Uber, the ride-hailing app that has seen its fortunes fall precipitously in the past year, may now be facing a probe by the Federal Trade Commission, with the FTC focusing on whether Uber stepped on its customers’ rights to privacy.
According to Recode, the probe centers on, among other things, Uber employees’ “misuse of ‘god view,’ a tool that had previously allowed some at Uber to spy on the whereabouts of politicians, celebrities and others using the ride-hailing app.”
As Recode points out, the FTC regularly investigates claims like this without deciding to move forward. But the FTC has taken a more aggressive stance in consumer privacy in the past few years.

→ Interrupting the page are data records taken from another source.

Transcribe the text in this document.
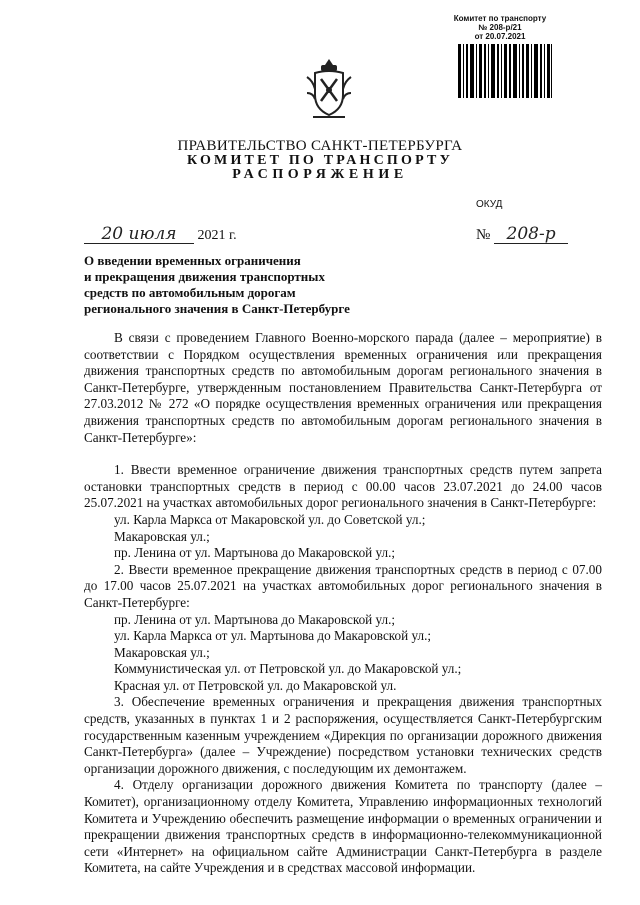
Комитет по транспорту
№ 208-р/21
от 20.07.2021
ПРАВИТЕЛЬСТВО САНКТ-ПЕТЕРБУРГА
КОМИТЕТ ПО ТРАНСПОРТУ
РАСПОРЯЖЕНИЕ
ОКУД
20 июля 2021 г.	№ 208-р
О введении временных ограничения
и прекращения движения транспортных
средств по автомобильным дорогам
регионального значения в Санкт-Петербурге

В связи с проведением Главного Военно-морского парада (далее – мероприятие) в соответствии с Порядком осуществления временных ограничения или прекращения движения транспортных средств по автомобильным дорогам регионального значения в Санкт-Петербурге, утвержденным постановлением Правительства Санкт-Петербурга от 27.03.2012 № 272 «О порядке осуществления временных ограничения или прекращения движения транспортных средств по автомобильным дорогам регионального значения в Санкт-Петербурге»:

1. Ввести временное ограничение движения транспортных средств путем запрета остановки транспортных средств в период с 00.00 часов 23.07.2021 до 24.00 часов 25.07.2021 на участках автомобильных дорог регионального значения в Санкт-Петербурге:

ул. Карла Маркса от Макаровской ул. до Советской ул.;

Макаровская ул.;

пр. Ленина от ул. Мартынова до Макаровской ул.;

2. Ввести временное прекращение движения транспортных средств в период с 07.00 до 17.00 часов 25.07.2021 на участках автомобильных дорог регионального значения в Санкт-Петербурге:

пр. Ленина от ул. Мартынова до Макаровской ул.;

ул. Карла Маркса от ул. Мартынова до Макаровской ул.;

Макаровская ул.;

Коммунистическая ул. от Петровской ул. до Макаровской ул.;

Красная ул. от Петровской ул. до Макаровской ул.

3. Обеспечение временных ограничения и прекращения движения транспортных средств, указанных в пунктах 1 и 2 распоряжения, осуществляется Санкт-Петербургским государственным казенным учреждением «Дирекция по организации дорожного движения Санкт-Петербурга» (далее – Учреждение) посредством установки технических средств организации дорожного движения, с последующим их демонтажем.

4. Отделу организации дорожного движения Комитета по транспорту (далее – Комитет), организационному отделу Комитета, Управлению информационных технологий Комитета и Учреждению обеспечить размещение информации о временных ограничении и прекращении движения транспортных средств в информационно-телекоммуникационной сети «Интернет» на официальном сайте Администрации Санкт-Петербурга в разделе Комитета, на сайте Учреждения и в средствах массовой информации.
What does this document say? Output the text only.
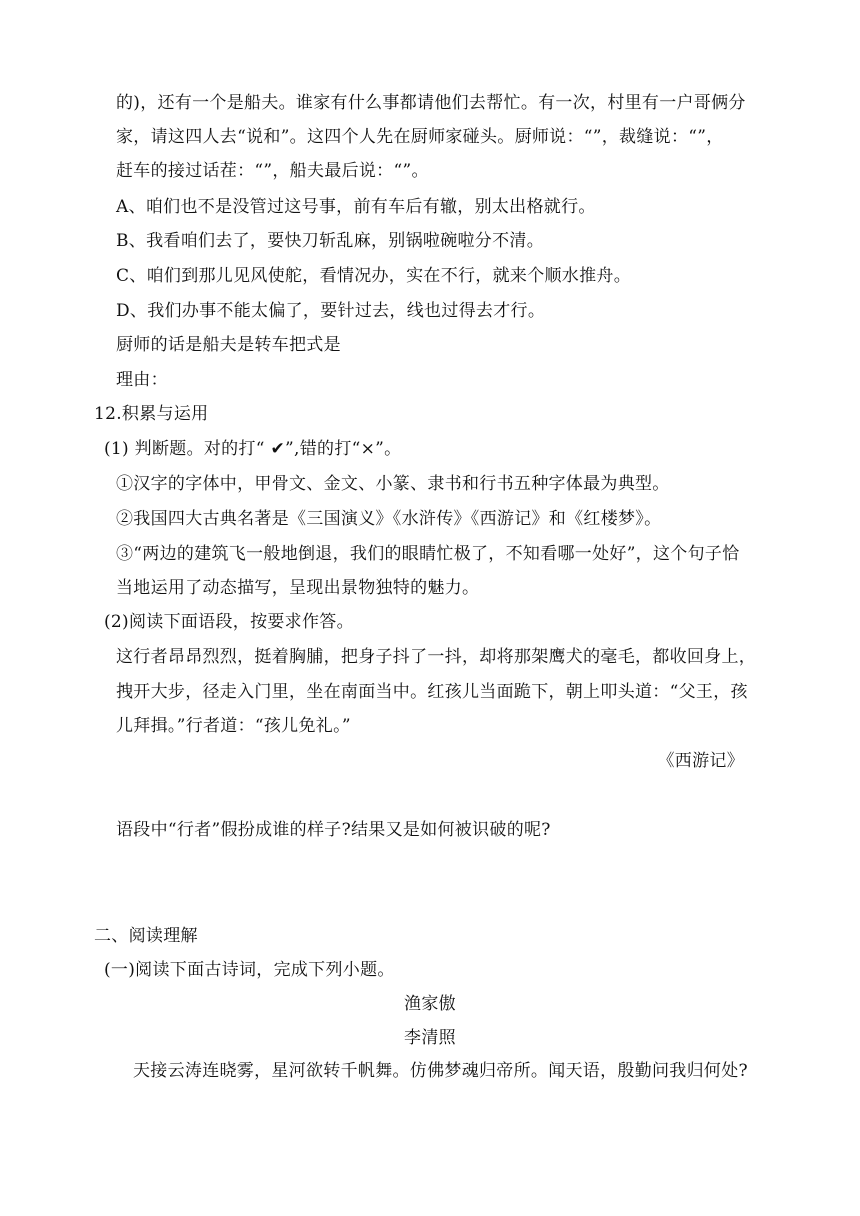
的)，还有一个是船夫。谁家有什么事都请他们去帮忙。有一次，村里有一户哥俩分
家，请这四人去“说和”。这四个人先在厨师家碰头。厨师说：“”，裁缝说：“”，
赶车的接过话茬：“”，船夫最后说：“”。
A、咱们也不是没管过这号事，前有车后有辙，别太出格就行。
B、我看咱们去了，要快刀斩乱麻，别锅啦碗啦分不清。
C、咱们到那儿见风使舵，看情况办，实在不行，就来个顺水推舟。
D、我们办事不能太偏了，要针过去，线也过得去才行。
厨师的话是船夫是转车把式是
理由：
12.积累与运用
(1) 判断题。对的打“ ✔”,错的打“×”。
①汉字的字体中，甲骨文、金文、小篆、隶书和行书五种字体最为典型。
②我国四大古典名著是《三国演义》《水浒传》《西游记》和《红楼梦》。
③“两边的建筑飞一般地倒退，我们的眼睛忙极了，不知看哪一处好”，这个句子恰
当地运用了动态描写，呈现出景物独特的魅力。
(2)阅读下面语段，按要求作答。
这行者昂昂烈烈，挺着胸脯，把身子抖了一抖，却将那架鹰犬的毫毛，都收回身上，
拽开大步，径走入门里，坐在南面当中。红孩儿当面跪下，朝上叩头道：“父王，孩
儿拜揖。”行者道：“孩儿免礼。”
《西游记》
语段中“行者”假扮成谁的样子?结果又是如何被识破的呢?
二、阅读理解
(一)阅读下面古诗词，完成下列小题。
渔家傲
李清照
天接云涛连晓雾，星河欲转千帆舞。仿佛梦魂归帝所。闻天语，殷勤问我归何处?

In 2012, Google agreed to pay $22.5 million — the highest fine ever paid by a company — after undisclosed tracking of Safari users. In 2011, Facebook was forced to agree to 20 years of privacy audits by the FTC after it was determined it wasn’t following its own privacy agreements with users. And in 2014, Snapchat settled with the FTC after admitting that its claims that Snapchat messages permanently disappear were false.
More recently, the FTC leveled $2.2 million in fines against TV-maker Vizio, after it was discovered that the TV was using complicated tech to determine exactly what you were watching, and then selling this data to third-party data brokers.
The FTC probe may turn out to be nothing for Uber — and even if it does turn into something, Uber likely longs for the days when a potential million-dollar fine was its biggest concern. But the FTC probe, coming during a period when a new scandal about the company hits the press on a daily basis, couldn’t have come at a worse time.